O tribunal do partido, o Conselho Nacional de Jurisdição, veio dar razão ao antigo líder, pronunciando-se favoravelmente em relação à prevalência da decisão do CN de Óbidos, que aprovara as directas, sobre um requerimento apresentado pela distrital de Leiria e assinado por mais de mil militantes a convocar um congresso. Esta decisão foi muito contestada pelos castristas, que a qualificaram como uma “aberração jurídica”. Porém, alegando razões de defesa da dignidade e do nome do CDS, nenhum militante decidiu recorrer para as instâncias judicias. Cenário que ainda não foi definitivamente afastado, existindo, ainda, a possibilidade de um recurso para o Tribunal Constitucional do resultado das eleições. Nesta situação, como informou o presidente da Comissão Organizadora das Directas ao SEMANÁRIO, João Rebelo, seria o congresso já agendado a escolher o líder, ficando sem efeitos as eleições directas.

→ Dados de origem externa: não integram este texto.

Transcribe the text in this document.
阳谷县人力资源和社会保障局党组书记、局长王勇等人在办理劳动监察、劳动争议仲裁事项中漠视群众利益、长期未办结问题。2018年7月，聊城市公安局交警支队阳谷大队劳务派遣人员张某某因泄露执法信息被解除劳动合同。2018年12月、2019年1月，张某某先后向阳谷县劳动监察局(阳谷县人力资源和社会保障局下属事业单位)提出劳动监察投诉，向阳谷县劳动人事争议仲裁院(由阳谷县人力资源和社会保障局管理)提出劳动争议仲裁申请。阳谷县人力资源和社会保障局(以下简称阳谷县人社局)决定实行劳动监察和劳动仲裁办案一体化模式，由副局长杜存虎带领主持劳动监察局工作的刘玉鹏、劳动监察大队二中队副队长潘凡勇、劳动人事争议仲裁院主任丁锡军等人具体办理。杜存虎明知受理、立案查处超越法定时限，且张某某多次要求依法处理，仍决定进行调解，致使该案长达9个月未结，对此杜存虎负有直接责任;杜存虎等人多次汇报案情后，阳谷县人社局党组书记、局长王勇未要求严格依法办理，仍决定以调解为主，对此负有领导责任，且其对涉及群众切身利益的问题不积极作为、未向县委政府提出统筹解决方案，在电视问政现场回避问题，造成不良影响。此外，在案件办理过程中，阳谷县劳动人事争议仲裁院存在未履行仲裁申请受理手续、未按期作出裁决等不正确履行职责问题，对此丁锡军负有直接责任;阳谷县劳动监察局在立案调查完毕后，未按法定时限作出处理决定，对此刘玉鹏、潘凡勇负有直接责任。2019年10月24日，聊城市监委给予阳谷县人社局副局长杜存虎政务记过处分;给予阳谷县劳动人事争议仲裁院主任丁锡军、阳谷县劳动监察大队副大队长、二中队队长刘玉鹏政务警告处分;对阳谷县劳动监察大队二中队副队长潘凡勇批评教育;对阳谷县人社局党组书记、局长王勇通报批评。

Em termos doutrinários, os dois candidatos à liderança foram apresentando visões diferentes sobre qual o futuro que desejam e perspectivam para o partido, com Ribeiro e Castro mais perto da democracia-cristã e Paulo Portas a aproximar-se do liberalismo, pretendendo “ocupar descomplexadamente o espaço político do centro-direita”. Portas, neste seu regresso, traz um conteúdo diferente para preencher o CDS, mais virado para ir de encontro às necessidades das novas gerações neste início de século XXI, com temas novos como a cultura ou o ambiente. Ribeiro e Castro, por seu lado, afirma-se como guardião dos valores da direita, avançando que o CDS precisa de ser um partido de bases e não de “espectáculo mediático”. O actual líder afirma que, ao longo destes dois anos, procurou “construir partido”, oferecendo formação às bases e criando uma rede que possibilite manter uma forte proximidade entre a direcção e os militantes, adiantando que quando Portas deixou o Partido em 2005 não existia mais nada para além da figura do presidente. “Quero um partido de mil protagonistas e não só de um protagonistas”, referiu Castro reiteradamente ao longo da campanha.
Porém, os fracos resultados expressos nas sondagens e a notória ausência do CDS da agenda mediática nacional impossibilitaram Ribeiro e Castro de se tornar num líder forte, incontestável e dominador do partido. Portas revela que este seu regresso tem por missão alterar a actual situação nefasta da oposição em Portugal, querendo retirar José Sócrates do pedestal político onde está instalado. Neste sentido, delineou toda a sua campanha em torno da oposição ao Governo, sem proceder a críticas directas ao presidente, numa estratégia que amanhã os militantes demonstrarão se foi a mais acertada. Portas, nestas duas semanas, já se comportou como o líder dos democratas-cristãos, tentando afastar-se o mais possível de quezílias pessoais e confrontos directos com o outro candidato. Prova disso, foi a relutância do deputado nacional a participar em debates televisivos nos meios de comunicação social.
Hoje, véspera do dia das eleições, um facto é certo: o PP foi abandonado, tendo sido preterido face ao CDS. O antigo líder como o actual decidiram retirar do léxico político a expressão “partido popular”. O criador do PP foi Paulo Portas que, durante as semanas que durou a campanha, se recusou a empregar a sigla nas suas intervenções, afastando-se, em parte, do seu passado na liderança.